THE FBI HAS long been concerned about the infiltration of law enforcement by white supremacist groups and its impact on police abuse and tolerance of racism, the unredacted version of a previously circulated document reveals.

The FBI threat assessment report was released by Rep. Jamie Raskin, chair of the House Committee on Oversight and Reform’s Civil Rights and Civil Liberties Subcommittee, ahead of a hearing about the white supremacist infiltration of local police departments scheduled for Tuesday.

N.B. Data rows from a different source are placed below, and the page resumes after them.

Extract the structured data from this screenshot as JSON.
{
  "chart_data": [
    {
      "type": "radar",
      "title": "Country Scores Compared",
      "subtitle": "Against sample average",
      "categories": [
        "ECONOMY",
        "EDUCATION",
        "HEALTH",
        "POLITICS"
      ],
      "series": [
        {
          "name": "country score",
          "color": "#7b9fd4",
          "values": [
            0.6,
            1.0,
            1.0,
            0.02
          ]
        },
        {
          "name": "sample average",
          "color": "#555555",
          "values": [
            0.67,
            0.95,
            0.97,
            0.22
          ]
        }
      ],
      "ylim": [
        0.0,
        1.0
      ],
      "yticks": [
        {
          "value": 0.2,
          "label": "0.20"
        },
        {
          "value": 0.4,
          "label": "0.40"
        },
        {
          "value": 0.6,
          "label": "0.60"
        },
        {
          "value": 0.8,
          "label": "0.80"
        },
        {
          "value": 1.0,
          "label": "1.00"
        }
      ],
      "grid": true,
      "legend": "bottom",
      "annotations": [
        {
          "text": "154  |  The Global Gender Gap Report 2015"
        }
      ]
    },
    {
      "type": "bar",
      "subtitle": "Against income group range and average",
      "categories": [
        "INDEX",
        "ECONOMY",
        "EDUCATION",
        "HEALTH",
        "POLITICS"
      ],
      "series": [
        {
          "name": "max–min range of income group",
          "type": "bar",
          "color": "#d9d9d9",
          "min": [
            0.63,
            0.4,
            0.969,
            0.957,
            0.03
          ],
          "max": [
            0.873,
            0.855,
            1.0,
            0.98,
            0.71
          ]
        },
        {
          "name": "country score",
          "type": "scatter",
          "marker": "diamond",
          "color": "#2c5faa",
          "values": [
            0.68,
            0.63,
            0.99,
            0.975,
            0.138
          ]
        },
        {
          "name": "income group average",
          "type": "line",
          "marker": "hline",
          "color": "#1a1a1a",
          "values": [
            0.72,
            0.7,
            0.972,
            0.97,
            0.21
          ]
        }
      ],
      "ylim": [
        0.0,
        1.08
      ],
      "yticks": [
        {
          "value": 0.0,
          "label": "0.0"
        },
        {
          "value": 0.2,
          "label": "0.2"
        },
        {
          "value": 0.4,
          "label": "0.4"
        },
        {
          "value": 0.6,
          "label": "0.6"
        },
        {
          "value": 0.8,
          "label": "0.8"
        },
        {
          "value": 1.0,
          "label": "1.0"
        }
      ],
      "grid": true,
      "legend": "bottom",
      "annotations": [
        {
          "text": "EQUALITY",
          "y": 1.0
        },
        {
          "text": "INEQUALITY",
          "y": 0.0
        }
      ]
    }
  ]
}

A heavily redacted version of the 2006 document had previously been published, one of a handful of documents revealing federal officials’ growing concern with white supremacists’ “historical” interest in “infiltrating law enforcement communities or recruiting law enforcement personnel.” A different internal document obtained by The Intercept in 2017 had also noted that “domestic terrorism investigations focused on militia extremists, white supremacist extremists, and sovereign citizen extremists often have identified active links to law enforcement officers.”

The unredacted version of the first document sheds further light on the FBI’s concerns, as early as 2006, about “self-initiated efforts by individuals, particularly among those already within law enforcement ranks, to volunteer their professional resources to white supremacist causes with which they sympathize.”

“Having personnel within law enforcement agencies has historically been and will continue to be a desired asset for white supremacist groups seeking to anticipate law enforcement interest in and actions against them,” the report notes in a section that was previously redacted.

Another previously redacted section warned of “factors that might generate sympathies among existing law enforcement personnel and cause them to volunteer their support to white supremacist causes,” which could include hostility toward developments in U.S. domestic and foreign policies “that conflict with white supremacist ideologies,” the report warns.

Some redactions do not seem to be justified, for instance, the FBI’s conclusion that “white supremacist infiltration of law enforcement can result in other abuses of authority and passive tolerance of racism within communities served” — an apparent recognition of the potential harm to the public posed by white supremacist individuals embedded in police departments.